Tuesday, April 21, 2009
REVIEW: Thomas Mulholland, Bulletins From Neptune
By Theodore Hoppe
Christopher L. C. E. Witcombe wrote in his essay, What is art...What is an artist, "Art can be many things and one example may look quite different from the next. But something called ‘art’ is common to all." He goes on to say, "For art to be an effective instrument of social betterment, it need(s) to be understood by as many people as possible." It is in this vein that Thomas Mulholland has created Bulletins From Neptune.
Just about everything about Bulletins from Neptune is surprising. For starters, instead of displaying his art in an art gallery, Mulholland took an unconventional approach and transformed an unoccupied store at 13 Main Street in Montpelier into his own gallery for a month.
The show itself is about bulletins and bulletin boards. A bulletin board is a place where people leave public messages to advertise things to buy or sell or announce events. It is Mr. Mulholland's idea that bulletin boards take on the unintended and accidental qualities of a collage construction. Bulletin boards as an art form, a merging of both words and visual art, draws on the work by the cubist Georges Braque in paintings such as "Pedestal Table."

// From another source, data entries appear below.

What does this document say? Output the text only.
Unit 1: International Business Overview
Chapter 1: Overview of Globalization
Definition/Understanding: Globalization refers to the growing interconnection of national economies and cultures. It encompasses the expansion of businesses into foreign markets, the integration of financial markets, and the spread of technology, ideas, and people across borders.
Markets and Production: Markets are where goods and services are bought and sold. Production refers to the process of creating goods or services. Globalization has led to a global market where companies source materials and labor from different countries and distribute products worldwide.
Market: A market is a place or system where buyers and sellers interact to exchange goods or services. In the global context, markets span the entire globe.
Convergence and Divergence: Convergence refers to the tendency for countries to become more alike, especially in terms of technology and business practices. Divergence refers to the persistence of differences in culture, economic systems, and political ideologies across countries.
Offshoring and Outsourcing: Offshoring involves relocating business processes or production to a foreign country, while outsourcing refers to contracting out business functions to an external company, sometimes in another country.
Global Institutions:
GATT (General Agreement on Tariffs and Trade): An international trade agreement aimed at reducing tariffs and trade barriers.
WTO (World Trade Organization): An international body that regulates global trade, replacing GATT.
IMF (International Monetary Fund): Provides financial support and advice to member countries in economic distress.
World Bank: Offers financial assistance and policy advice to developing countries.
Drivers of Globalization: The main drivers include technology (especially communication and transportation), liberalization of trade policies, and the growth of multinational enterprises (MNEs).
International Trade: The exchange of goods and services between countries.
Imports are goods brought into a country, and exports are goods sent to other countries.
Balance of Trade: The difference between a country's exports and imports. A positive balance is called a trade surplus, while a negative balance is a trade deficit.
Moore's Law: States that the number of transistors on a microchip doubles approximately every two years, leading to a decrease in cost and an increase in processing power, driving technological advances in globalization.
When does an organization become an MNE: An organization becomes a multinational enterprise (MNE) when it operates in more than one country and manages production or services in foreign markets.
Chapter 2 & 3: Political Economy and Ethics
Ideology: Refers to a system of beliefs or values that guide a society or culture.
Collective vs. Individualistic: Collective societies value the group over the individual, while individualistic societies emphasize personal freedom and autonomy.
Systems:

Bulletin boards can also provide information. Teachers use them effectively to make their classrooms visually appealing and stimulating to students. It is in this way that Mulholland, as teacher and artist, chooses to display both drawings and thoughts. The walls of the store space have been filled with large cobalt blue bulletin boards surrounded with simple burnt sienna wood frames. In another surprise, half the them, the ones along the left side, are intentionally blank, creating a stark minimalist feel to the space. The spaces along the right side of the space are filled with "bulletins" collected over the past fifteen years. These drawings are about complex and perplexing notions, the quiet ecstasy of a germinating seed, a brief philosophical kiss. There are words that dance, lines that whisper. All have a simple, clean and graceful manner.
The artist has some other surprises too: Some of the blank bulletin boards will be filled in as the show progresses. There is a design drawing for a granite sculpture that was proposed as a war memorial for the front of Montpelier City Hall. There is a sculpture of a chair made out of copper and copper plumbing pipe. There is a piece of a tree resting on a bed of smooth stones in the store's front window, the artist's homage to a tree that lived a poetic life.
In all, there is much more here than meets the eye. Thomas Mulholland is answering the questions, "What is art...What is an artist?" in a way that is as open as Main Street.
Bulletins from Neptune will be at 13 Main St. in Montpelier until May 10, 2009. The hours are Thur.-Fri. 5-9 P.M., Sat. 3-8 P.M. & Sun. 2-6 P.M.